NHS Improvement chief executive Jim Mackey used his speech at the NHS Providers conference this week to underline the importance of cutting back office costs.
He said he wanted to ensure most STPs remained “collective planning forums” and did not morph into entities that actually ran systems. In that context “we need to think about accountability and who is responsible for the money,” he said. This indicates the substantial governance changes which may be involved in the backoffice mergers.
He added: “The ability to harness all the back office costs in that area, CCG, CSU costs and corporate back office costs in providers… is absolutely huge.”
Mr Mackey also said the Treasury was asking the NHS to reduce back office costs. The Treasury “should rightly say rationalise your overhead because it’s enormous, and it is”, he said.
Plans for a significant consolidation of back office functions were first outlined by Mr Mackey in June. He said in a letter to chief executives that STPs had a month to submit plans to merge both back office and pathology services with their neighbours.

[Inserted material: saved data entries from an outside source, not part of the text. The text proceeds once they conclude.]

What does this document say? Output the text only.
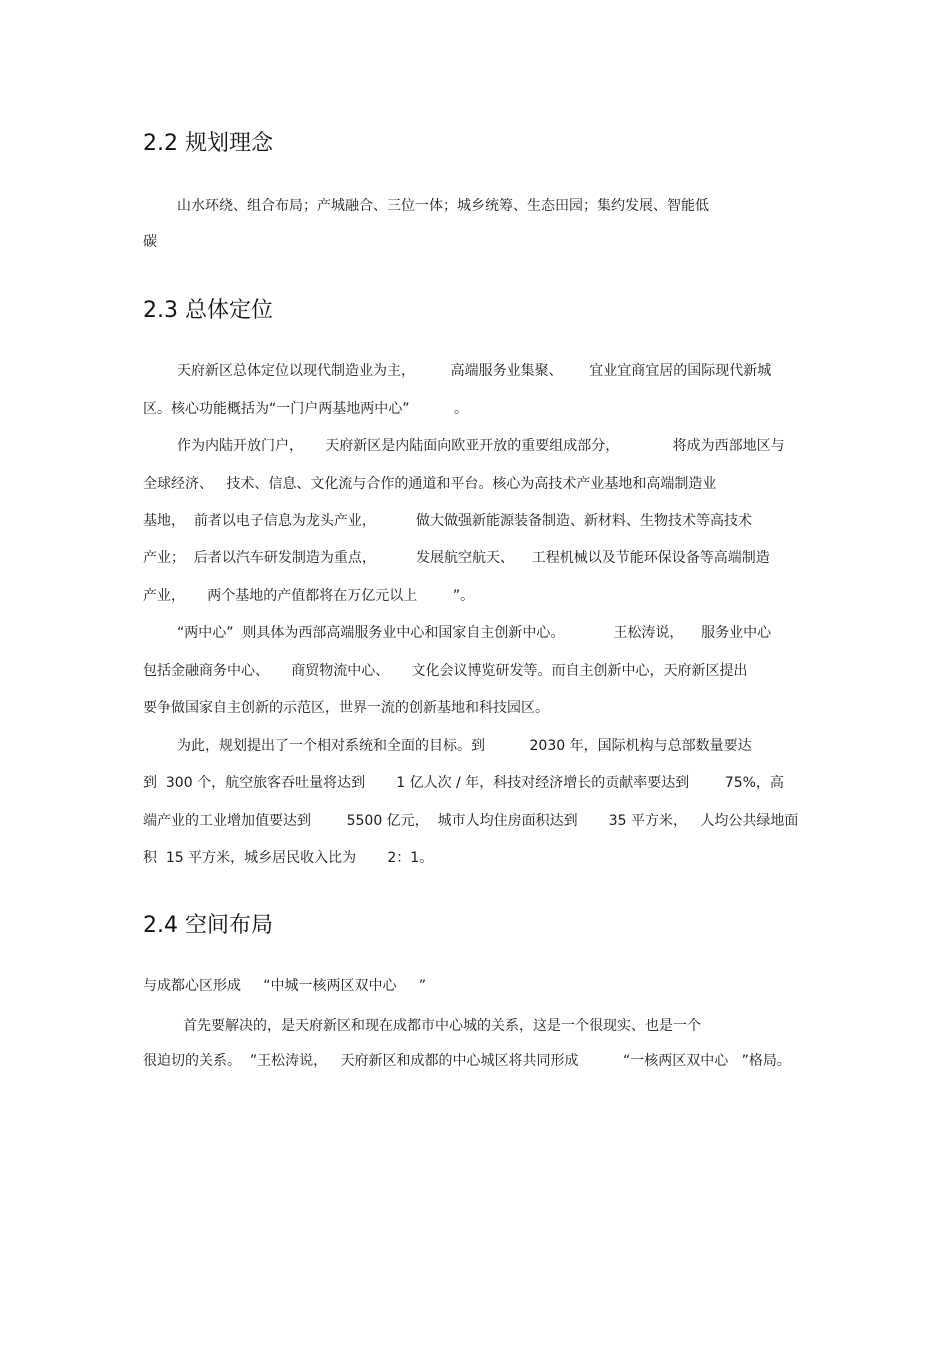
2.2 规划理念
山水环绕、组合布局；产城融合、三位一体；城乡统筹、生态田园；集约发展、智能低
碳
2.3 总体定位
天府新区总体定位以现代制造业为主，        高端服务业集聚、      宜业宜商宜居的国际现代新城
区。核心功能概括为“一门户两基地两中心”          。
作为内陆开放门户，     天府新区是内陆面向欧亚开放的重要组成部分，            将成为西部地区与
全球经济、   技术、信息、文化流与合作的通道和平台。核心为高技术产业基地和高端制造业
基地，  前者以电子信息为龙头产业，         做大做强新能源装备制造、新材料、生物技术等高技术
产业；  后者以汽车研发制造为重点，         发展航空航天、    工程机械以及节能环保设备等高端制造
产业，     两个基地的产值都将在万亿元以上        ”。
“两中心”  则具体为西部高端服务业中心和国家自主创新中心。           王松涛说，    服务业中心
包括金融商务中心、     商贸物流中心、     文化会议博览研发等。而自主创新中心，天府新区提出
要争做国家自主创新的示范区，世界一流的创新基地和科技园区。
为此，规划提出了一个相对系统和全面的目标。到          2030 年，国际机构与总部数量要达
到  300 个，航空旅客吞吐量将达到       1 亿人次 / 年，科技对经济增长的贡献率要达到        75%，高
端产业的工业增加值要达到        5500 亿元，  城市人均住房面积达到       35 平方米，   人均公共绿地面
积  15 平方米，城乡居民收入比为       2：1。
2.4 空间布局
与成都心区形成     “中城一核两区双中心     ”
首先要解决的，是天府新区和现在成都市中心城的关系，这是一个很现实、也是一个
很迫切的关系。  ”王松涛说，   天府新区和成都的中心城区将共同形成          “一核两区双中心   ”格局。
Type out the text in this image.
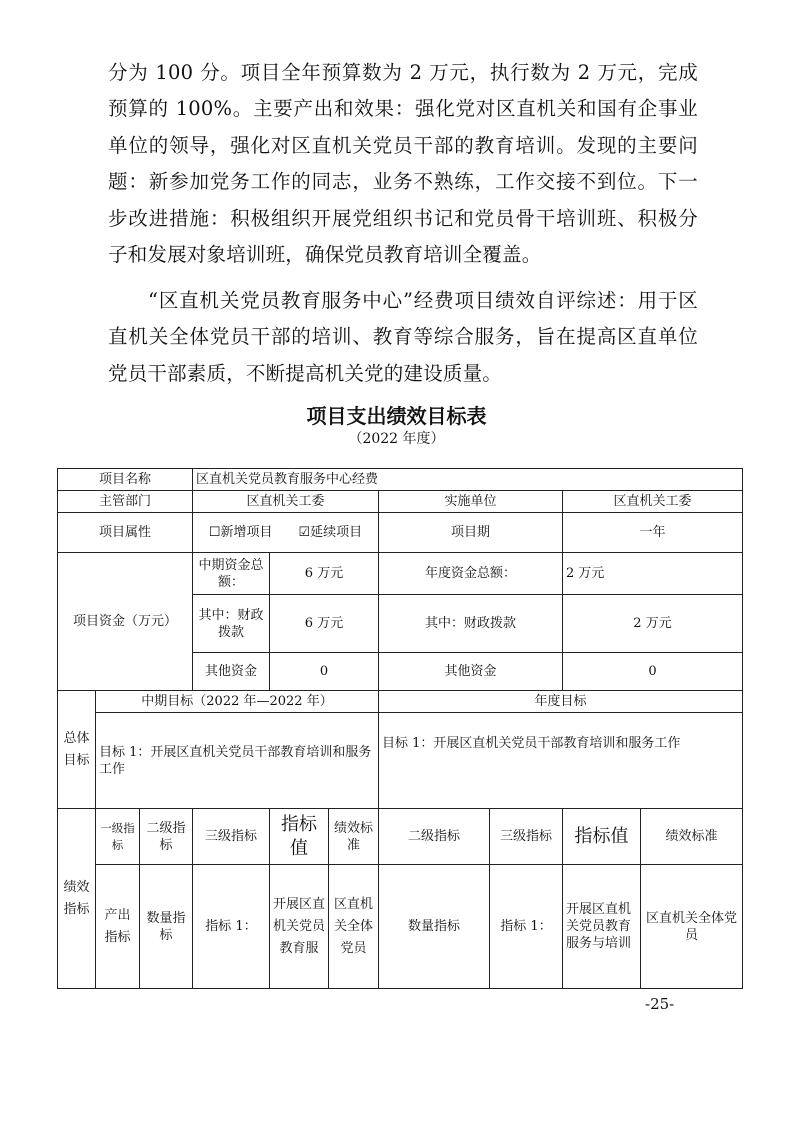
分为 100 分。项目全年预算数为 2 万元，执行数为 2 万元，完成预算的 100%。主要产出和效果：强化党对区直机关和国有企事业单位的领导，强化对区直机关党员干部的教育培训。发现的主要问题：新参加党务工作的同志，业务不熟练，工作交接不到位。下一步改进措施：积极组织开展党组织书记和党员骨干培训班、积极分子和发展对象培训班，确保党员教育培训全覆盖。

“区直机关党员教育服务中心”经费项目绩效自评综述：用于区直机关全体党员干部的培训、教育等综合服务，旨在提高区直单位党员干部素质，不断提高机关党的建设质量。

项目支出绩效目标表
（2022 年度）
项目名称			区直机关党员教育服务中心经费						
主管部门			区直机关工委			实施单位		区直机关工委	
项目属性			☐新增项目　　☑延续项目			项目期		一年	
项目资金（万元）			中期资金总额：	6 万元		年度资金总额：		2 万元	
			其中：财政拨款	6 万元		其中：财政拨款		2 万元	
			其他资金	0		其他资金		0	
总体目标	中期目标（2022 年—2022 年）					年度目标			
	目标 1：开展区直机关党员干部教育培训和服务工作					目标 1：开展区直机关党员干部教育培训和服务工作			
绩效指标	一级指标	二级指标	三级指标	指标值	绩效标准	二级指标	三级指标	指标值	绩效标准
	产出指标	数量指标	指标 1：	开展区直机关党员教育服	区直机关全体党员	数量指标	指标 1：	开展区直机关党员教育服务与培训	区直机关全体党员
-25-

The letter said: “Back office services in the NHS have not consolidated in the way they have in many other sectors and I know that many STP areas are already developing plans in this area.
“We will therefore be asking all STP leads to develop proposals to consolidate back office and pathology services with outline plans, initially on an STP footprint basis but with a mind to consolidate across larger areas overtime, to be agreed before the end of July.”
A NHS Improvement spokesman said: “We want to ensure we’re supporting the NHS to deliver corporate services that provide the best value for money and quality of service.
”The four pathfinders identified are being supported by NHS Improvement to develop their local solutions and the learnings will be used to support transformation plans for other areas of the NHS.”